Und es steht die Frage, ob Russland diese Leute braucht, deren Motivation zu einer Übersiedlung nach Russland häufig nicht wirklich zu durchschauen ist.

Alle Personen, mit denen ich mich in den letzten zehn Jahren getroffen habe und die Deutsche oder deutschsprachige Menschen nach Russland holen wollten, waren Personen mit Geburtsort, der westlich des Eisernen Vorhangs lag. Warum beschäftigen sich keine exDDR-Bürger, vielleicht ehemalige SU-Studenten mit dieser Thematik? Eine Frage, auf die ich bisher keine Antwort gefunden habe.

Diese Personen, liebevoll auch Wessi genannt, gründeten Firmen und komplizierte Organisationsformen in Russland. Deren Strukturen und Arbeitsweise wurde sowohl von russischen und sogar von deutschen Medien als kompliziert und nicht transparent charakterisiert. Das macht die Thematik der Schaffung einer möglichen neuen Generation von „RusslandDeutschen“ nicht einfacher.

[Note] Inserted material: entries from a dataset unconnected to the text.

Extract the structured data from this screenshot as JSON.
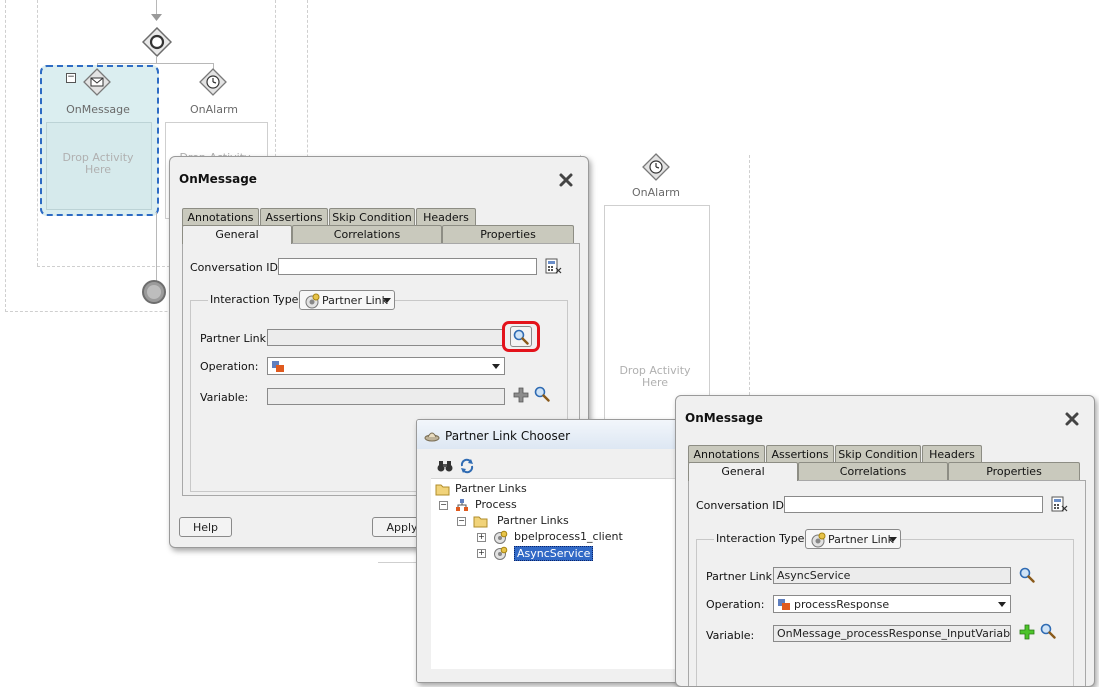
{
  "canvas": {
    "onmessage_label": "OnMessage",
    "onalarm_label": "OnAlarm",
    "onalarm2_label": "OnAlarm",
    "drop_activity_text": "Drop Activity\nHere",
    "drop_activity_partial": "Drop Activity",
    "drop_activity_text2": "Drop Activity\nHere"
  },
  "dialog1": {
    "title": "OnMessage",
    "tabs_top": [
      "Annotations",
      "Assertions",
      "Skip Condition",
      "Headers"
    ],
    "tabs_bottom": [
      "General",
      "Correlations",
      "Properties"
    ],
    "conversation_id_label": "Conversation ID:",
    "conversation_id_value": "",
    "interaction_type_label": "Interaction Type:",
    "interaction_type_value": "Partner Link",
    "partner_link_label": "Partner Link:",
    "partner_link_value": "",
    "operation_label": "Operation:",
    "operation_value": "",
    "variable_label": "Variable:",
    "variable_value": "",
    "help_button": "Help",
    "apply_button": "Apply"
  },
  "chooser": {
    "title": "Partner Link Chooser",
    "tree": {
      "root": "Partner Links",
      "process": "Process",
      "partner_links": "Partner Links",
      "item1": "bpelprocess1_client",
      "item2": "AsyncService"
    }
  },
  "dialog2": {
    "title": "OnMessage",
    "tabs_top": [
      "Annotations",
      "Assertions",
      "Skip Condition",
      "Headers"
    ],
    "tabs_bottom": [
      "General",
      "Correlations",
      "Properties"
    ],
    "conversation_id_label": "Conversation ID:",
    "conversation_id_value": "",
    "interaction_type_label": "Interaction Type:",
    "interaction_type_value": "Partner Link",
    "partner_link_label": "Partner Link:",
    "partner_link_value": "AsyncService",
    "operation_label": "Operation:",
    "operation_value": "processResponse",
    "variable_label": "Variable:",
    "variable_value": "OnMessage_processResponse_InputVariable"
  },
  "colors": {
    "highlight_ring": "#e3131b",
    "selected_activity": "#dbeef0",
    "selection_border": "#2d6bc4"
  }
}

Man wird misstrauischer – leider.

Häufig höre ich von angeblich Übersiedlungswilligen als Motivation die Unzufriedenheit mit den Verhältnissen in Deutschland. Man mag den Bundeskanzler nicht, man mag die Bürokratie nicht, man mag die gesellschaftlichen Verhältnisse nicht, man ist allgemein unzufrieden mit Deutschland.

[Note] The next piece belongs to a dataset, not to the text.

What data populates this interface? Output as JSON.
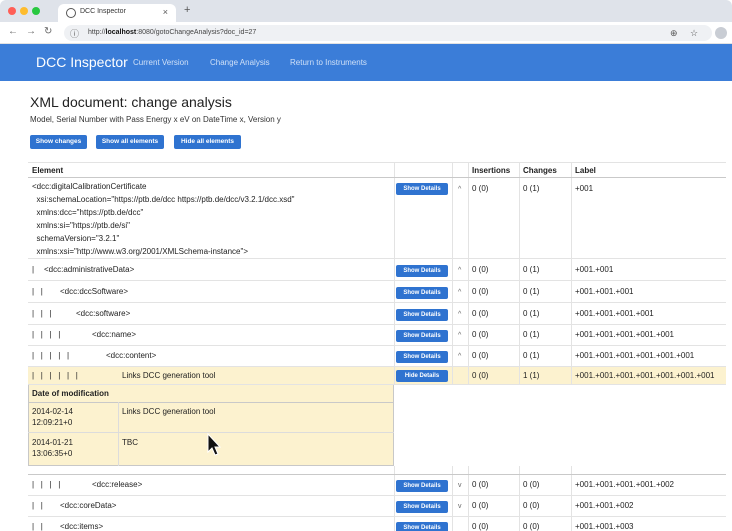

Und ausgerechnet Russland soll das Land sein, wo man glücklich wird? Für die meisten ist Russland ein weitestgehend unbekanntes Land. Kultur, Sprache, tägliches Leben, tägliches arbeiten … alles unbekannte Dinge. Und ich stelle mir vor, dass all diese 39.000, in Deutschland oder deutschsprachigen Ländern unzufriedene Personen, nun auch in Russland unzufrieden werden, weil irgendwelche Erwartungen nicht in Erfüllung gehen und Versprechen, die die Firmen geben, die die Leute nach Russland locken, nicht eingehalten werden.

Und wer ist dann schuld? Russland ist schuld und nicht die Firmen oder die Personen, die mit einer Hamelner Flöte diese Unzufriedenen nach Russland gelockt haben.

Und deshalb glaube ich, dass Russland keine neue Generation von RusslandDeutschen braucht. Russland soll sich, so wie Putin dies bei seinen vielen Auftritten immer wiederholt, auf die Menschen konzentrieren, die der russischen Kultur, dem russischen Wesen, der russischen Geschichte real nahestehen, begründet aus der geschichtlichen Entwicklung. Aus Feindesländern soll man Einzelpersonen aufnehmen, deren Qualifikation real benötigt wird und die leicht zu kontrollieren sind und somit keine Chance haben, die Reihen der Fünften Kolonne in Russland zu verstärken.

Autor des Beitrages ist „Baltische Welle“. Vielen Dank für Ihr Interesse und Ihre Aufmerksamkeit. Tschüss und Poka aus der Blockadestadt Kaliningrad.